Understanding Our Impact Through Data
Real numbers from actual student projects, development cycles, and learning outcomes. These aren't marketing figures—they're snapshots from our work training mobile game developers in Spain since 2024.
Project Completion Patterns
We track every student project from initial concept through final build. Looking at 2025 data, about 78% of students who started their capstone game projects actually finished them. That's not perfect, but it's honest.
What's interesting is how completion rates varied by project complexity. Simpler puzzle games had higher completion rates than ambitious RPG attempts. Makes sense when you think about it—scope management is hard to learn.
Florin Beckmann
Senior Technical Instructor
What the Numbers Don't Show
The statistics tell you what happened, but they can't explain why three students spent four extra weeks debugging a physics system that wasn't even required for their grade.
Florin has been teaching game development fundamentals at Oymnex since we opened. He points out that raw completion percentages miss the learning that happens in those unfinished projects. A student who builds 60% of an ambitious game often learns more than someone who finishes a simple one.
We started tracking bug resolution times in 2025 because students kept asking how long debugging should take. Turns out the average is about 3.2 hours per significant bug, but that number is almost meaningless because of how much variation there is.

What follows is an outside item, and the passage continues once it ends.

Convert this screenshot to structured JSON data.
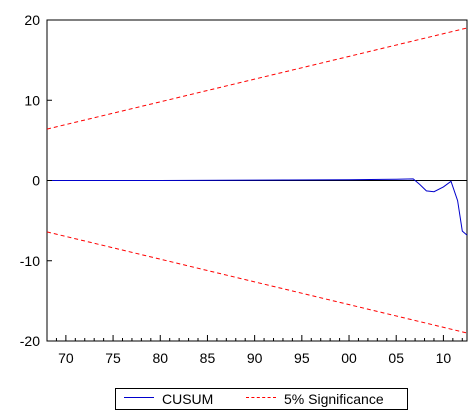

The data collection itself became a teaching moment. Students realized that tracking their own metrics helped them understand their development patterns better than any instructor feedback could.
Comparing Learning Paths
Different students choose different program structures. Here's how various approaches performed in 2025, based on actual completion data and student feedback surveys.
| Program Structure | Completion Rate | Average Duration | Portfolio Projects | Support Hours Used |
|---|---|---|---|---|
| Full-Time Intensive | 82% | 4.5 months | 2-3 complete games | 47 hours average |
| Part-Time Evening | 71% | 9 months | 1-2 complete games | 38 hours average |
| Weekend Workshops | 64% | 11 months | 1 complete game | 29 hours average |
| Self-Paced Online | 58% | 13 months | 1 complete game | 22 hours average |
Time Investment Reality
Students who dedicated consistent time each week—even if it was just a few hours—tended to finish their projects more reliably than those with irregular schedules.
Support Utilization
Interestingly, students who used more instructor support hours didn't necessarily complete projects faster. They often tackled more complex features.
Code Repository Activity
We track Git commits as a rough measure of consistent work. Most successful students committed code 4-5 times per week throughout their program.
Platform Distribution
Android development was more popular than iOS in our programs, mostly because students could test on their own devices more easily.